My friend Michael G. has just gotten serious about blogging at Connecticut Dweller's Lament. Right now half of his posts are about pets, which but the other half are about video games and that's entirely relevant here.
From NPR, with emphasis added for the juicy parts:
Blending politics and religion, President Barack Obama said his Christian faith is a driving force behind his economic policies, from Wall Street reform to his calls for the wealthy to pay higher taxes.
Obama's remarks Thursday at the National Prayer Breakfast were his most explicit account of how his personal religious beliefs factor into his decision-making on the nation's pressing problems. The comments came amid election-year criticism from Catholic groups and some Republicans that the president is waging a war on religion following his decision to require church-affiliated institutions to cover free birth control for employees.
Speaking to more than 3,000 people at the annual breakfast, Obama said "faith and values" should play as much as role in tackling the nation's challenges as sound decision-making and smart policies.
Now these statements about letting the Bible guide his policies were only spoken that morning, but it was on the air when I turned in at 1 p.m. I figured my fellow skeptics would have been exposed to it by now.
The clock is close to midnight now and I haven't seen it referenced at all on Facebook and most of the hits on YourOpenBook.com show the only people linking it are anti-Obama conservatives who are speculating (reasonably) that the comments would have sparked outrage if spoken by George W. Bush.
I also checked out some prominent secular blogs out there, from the Friendly Atheist to Pharyngula. They have updated several times today and there's no mention of it anywhere. That may change tomorrow, but the lack of a viral spread is telling.
I see my secular and skeptical friends post news reports all the time about a Republic politician or some unknown right wing loon waving around the Bible and saying America is a Christian nation or we've fallen too much into sin. It's usually introduced by saying "This is why I could never vote Republican."
No friends, you could never vote Republican because you don't like theirs policies. This is just rationalizing, where you come up with compelling arguments to justify your beliefs.
In all these cases, the friend already would never vote for a conservative candidate. They disagree with the right's economic views and hands-off solutions to problems like poverty. Of course, they also disagree with social conservatives, but hey, so do I.
I don't think the president said anything out of the ordinary for politicians today. As the transcript shows he also included plenty of lines about tolerating other faiths.
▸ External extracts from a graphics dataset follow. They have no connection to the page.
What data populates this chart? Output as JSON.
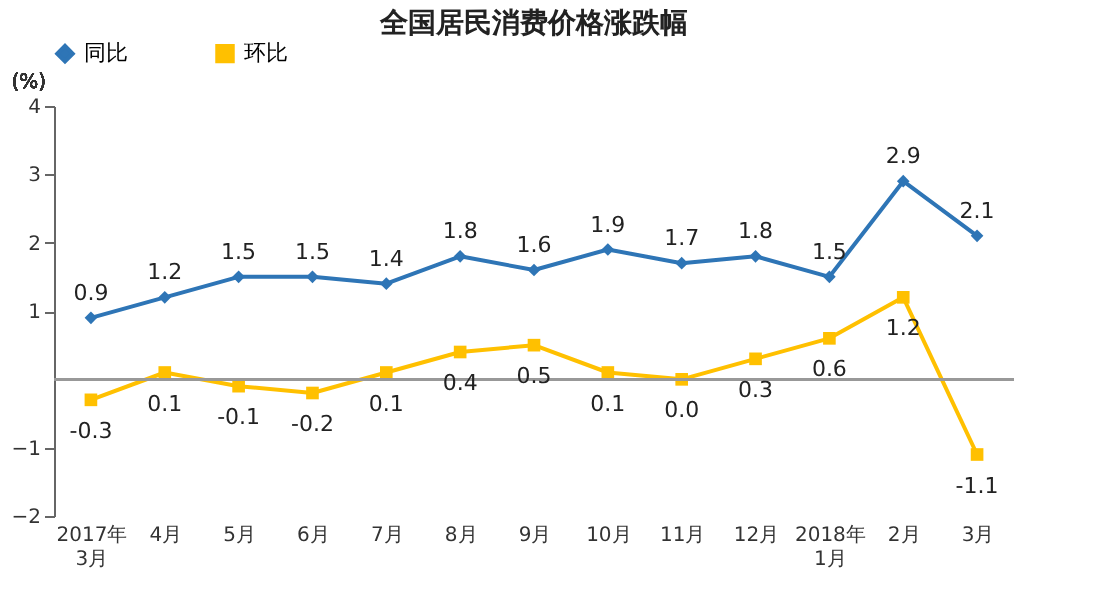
{
  "chart_data": {
    "type": "line",
    "title": "全国居民消费价格涨跌幅",
    "ylabel": "(%)",
    "categories": [
      "2017年\n3月",
      "4月",
      "5月",
      "6月",
      "7月",
      "8月",
      "9月",
      "10月",
      "11月",
      "12月",
      "2018年\n1月",
      "2月",
      "3月"
    ],
    "series": [
      {
        "name": "同比",
        "color": "#2e75b6",
        "marker": "diamond",
        "values": [
          0.9,
          1.2,
          1.5,
          1.5,
          1.4,
          1.8,
          1.6,
          1.9,
          1.7,
          1.8,
          1.5,
          2.9,
          2.1
        ],
        "value_labels": [
          "0.9",
          "1.2",
          "1.5",
          "1.5",
          "1.4",
          "1.8",
          "1.6",
          "1.9",
          "1.7",
          "1.8",
          "1.5",
          "2.9",
          "2.1"
        ]
      },
      {
        "name": "环比",
        "color": "#ffc000",
        "marker": "square",
        "values": [
          -0.3,
          0.1,
          -0.1,
          -0.2,
          0.1,
          0.4,
          0.5,
          0.1,
          0.0,
          0.3,
          0.6,
          1.2,
          -1.1
        ],
        "value_labels": [
          "-0.3",
          "0.1",
          "-0.1",
          "-0.2",
          "0.1",
          "0.4",
          "0.5",
          "0.1",
          "0.0",
          "0.3",
          "0.6",
          "1.2",
          "-1.1"
        ]
      }
    ],
    "ylim": [
      -2,
      4
    ],
    "yticks": [
      -2,
      -1,
      1,
      2,
      3,
      4
    ],
    "ref_lines": [
      {
        "axis": "y",
        "value": 0,
        "color": "#999999"
      }
    ],
    "legend": "top",
    "grid": false,
    "line_style": "solid"
  }
}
He's just caving like everyone else and this shows that the idea that only the Republicans will exaggerate their holy devotion just to win votes needs to be taken off the cross, placed in a cave and sealed with a big rock.
I'm in the camp that believes that voting in the presidential race is irrational. The odds that your vote will change the outcome is too slight to justify the time you spend voting. However, smaller elections, like a vote for town council, give voters much better odds of making a difference.
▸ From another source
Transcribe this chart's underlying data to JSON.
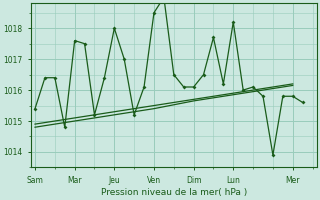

But tell that to the voting population, they tend to avoid town council elections. Nearly 40 percent of them also avoid presidential elections too, of course.
I want to vote libertarian and unfortunately the closest thing we have to a libertarian candidate is Ron Paul, which is like wanting a sandwich and ordering a quesadilla. Paul's integrity is questionable and the only way he will ever get a chance at winning the election is if Mitt Romney and Newt Gingrich are caught having an affair with each other. I know voting for Paul in the primary won't be enough to get him the Republican nomination.
And without a nomination from one of the two parties, he won't have a chance at winning. Yet, I still might vote for him. Think about it, if one is afraid of voting for a third-party candidate because that will be "throwing their vote away," they have to believe their vote is worth something in the first place. I don't think my vote is going to change the results, so there's nothing to actually throw away.